Regardless of the circumstances, I have never spoken to a birth parent who didn’t in some way think about the child they gave up. Even if they come not to regret their decision, and most do believe it was ultimately the right choice, they remember what happened.
“You have to remember, it was 1973. Our world was changing and there was a lot of the old guard who still believed that unwed mothers were garbage. And I was treated like garbage by the women I worked with, by the nurses at the hospital, and by the doctors. I was left in the hallway screaming in pain. And when the nurse came out, she unceremoniously spread my knees, looked in, and said, “You’re not ready. We’ll come back when you are.” And I remember screaming. And she said, “This is what you get for being an unwed tramp. I’m going back in there with this proper married woman and take care of her.” That was burned into my brain. So, when that baby girl was taken from my arms, I don’t remember anything. I just remember being numb. I was numb for months.” ~ Ellen
“It was like closing the book, but the memories are still there. You don’t forget the birthdays and the “this year he would be in kindergarten, and then first grade.” You don’t forget about those, but I felt like I have to go on with life. I always knew I did the right thing because I gave somebody else life that couldn’t have life. So, I didn’t sit back and beat myself. But the thoughts of those birthdays, or I wonder what he got for Christmas. Those thoughts always came up.” ~Ann
That night after dinner at my parents’ home, like always, we sat in the TV room, and I walked in and just stood there. I said to my father, “I’ve got something to tell you.” He let me tell him the story of Candace and that she was pregnant. They were just the kind of parents you’d want because they simply said, “is there anything we can do?” We had only dated a few months and had broken up several months before I learned she was pregnant. But she and her mother had decided they wanted to have the baby and give it up for adoption.
A lawyer was hired, and they took over. After that agreement had been reached, I was told not to reach out to her. And I don’t know if that was the attorneys talking or Candy saying she didn’t want to hear from me. I didn’t even know if I’d had a boy or a girl. ~Mel
The Challenges of our Time
As our country now dismantles Roe v. Wade and nationwide access to abortion, one thing stands out. How we as a society will treat our unplanned for children will say a lot about us. All of us. We are embarking on a gigantic social experiment now in the United States, and we are all watching to see how these changes will impact our society. Rescuing at-risk children will be needed indefinitely. Sadly, there will always be parents who cannot, or should not, raise children – anyone’s children.

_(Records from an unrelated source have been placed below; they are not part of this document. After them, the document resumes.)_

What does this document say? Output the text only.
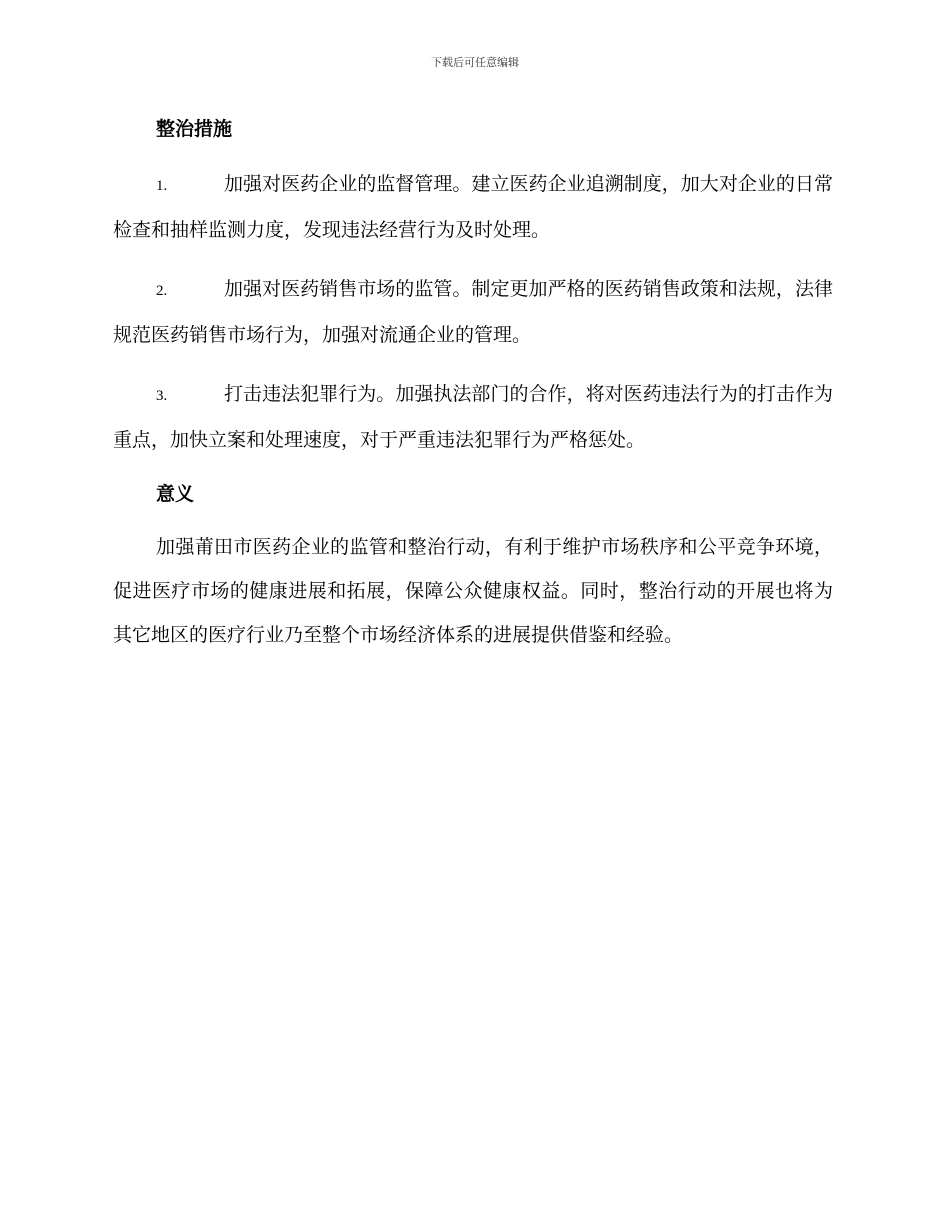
下载后可任意编辑
整治措施

1.	加强对医药企业的监督管理。建立医药企业追溯制度，加大对企业的日常检查和抽样监测力度，发现违法经营行为及时处理。

2.	加强对医药销售市场的监管。制定更加严格的医药销售政策和法规，法律规范医药销售市场行为，加强对流通企业的管理。

3.	打击违法犯罪行为。加强执法部门的合作，将对医药违法行为的打击作为重点，加快立案和处理速度，对于严重违法犯罪行为严格惩处。

意义

加强莆田市医药企业的监管和整治行动，有利于维护市场秩序和公平竞争环境，促进医疗市场的健康进展和拓展，保障公众健康权益。同时，整治行动的开展也将为其它地区的医疗行业乃至整个市场经济体系的进展提供借鉴和经验。
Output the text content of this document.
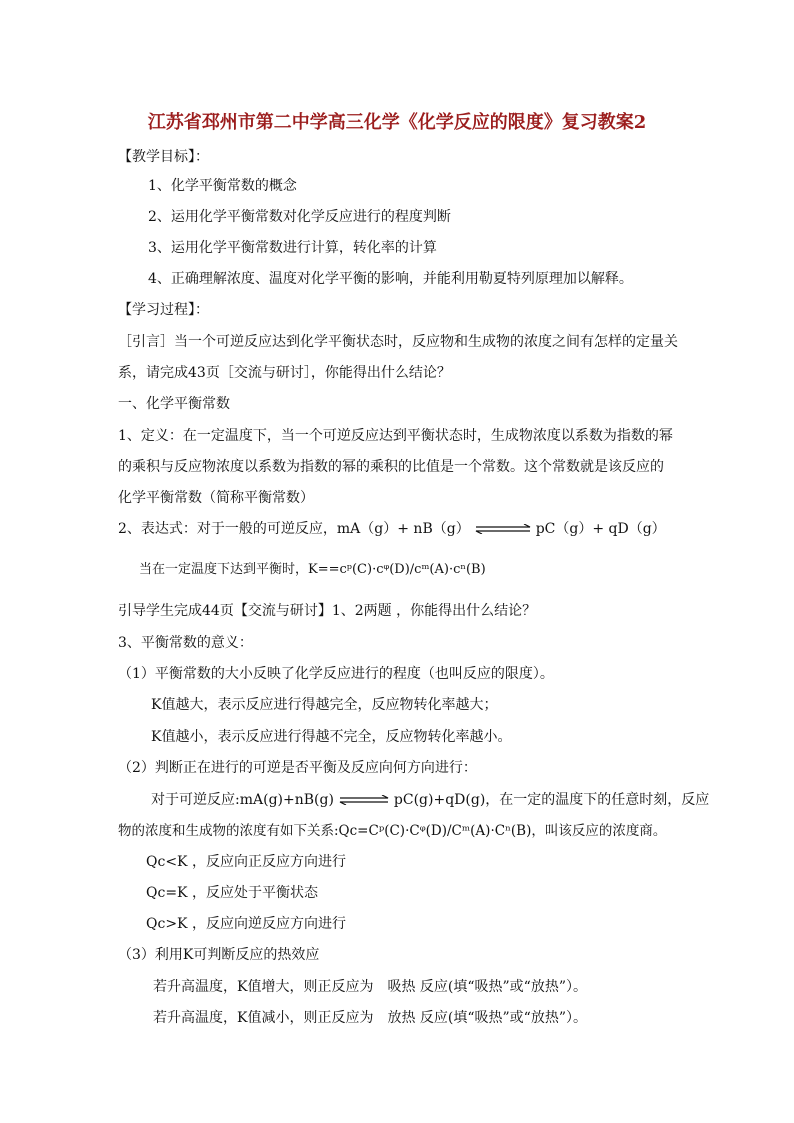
江苏省邳州市第二中学高三化学《化学反应的限度》复习教案2
【教学目标】：
1、化学平衡常数的概念
2、运用化学平衡常数对化学反应进行的程度判断
3、运用化学平衡常数进行计算，转化率的计算
4、正确理解浓度、温度对化学平衡的影响，并能利用勒夏特列原理加以解释。
【学习过程】：
［引言］当一个可逆反应达到化学平衡状态时，反应物和生成物的浓度之间有怎样的定量关
系，请完成43页［交流与研讨］，你能得出什么结论？
一、化学平衡常数
1、定义：在一定温度下，当一个可逆反应达到平衡状态时，生成物浓度以系数为指数的幂
的乘积与反应物浓度以系数为指数的幂的乘积的比值是一个常数。这个常数就是该反应的
化学平衡常数（简称平衡常数）
2、表达式：对于一般的可逆反应，mA（g）+ nB（g）	pC（g）+ qD（g）
当在一定温度下达到平衡时，K==cᵖ(C)·cᵠ(D)/cᵐ(A)·cⁿ(B)
引导学生完成44页【交流与研讨】1、2两题 ，你能得出什么结论？
3、平衡常数的意义：
（1）平衡常数的大小反映了化学反应进行的程度（也叫反应的限度）。
K值越大，表示反应进行得越完全，反应物转化率越大；
K值越小，表示反应进行得越不完全，反应物转化率越小。
（2）判断正在进行的可逆是否平衡及反应向何方向进行：
对于可逆反应:mA(g)+nB(g) ⇌ pC(g)+qD(g)，在一定的温度下的任意时刻，反应
物的浓度和生成物的浓度有如下关系:Qc=Cᵖ(C)·Cᵠ(D)/Cᵐ(A)·Cⁿ(B)，叫该反应的浓度商。
Qc<K ，反应向正反应方向进行
Qc=K ，反应处于平衡状态
Qc>K ，反应向逆反应方向进行
（3）利用K可判断反应的热效应
若升高温度，K值增大，则正反应为　吸热 反应(填“吸热”或“放热”）。
若升高温度，K值减小，则正反应为　放热 反应(填“吸热”或“放热”）。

What is clear to me, and maybe some of you, is that all regulations and laws on adoption need to be evaluated with the greatest care. Lives are at stake. And we should be asking ourselves – are we ready? Are our safety networks, social services, and the state of our modern adoption practices up for the task ahead?
Listening to and validating the voices of this often unheard-from triad is the mission behind this work – to tell stories from each of their inspirational, hard, sad, triumphant, troubled, and grateful voices – in their words. I hope you’ll hear them.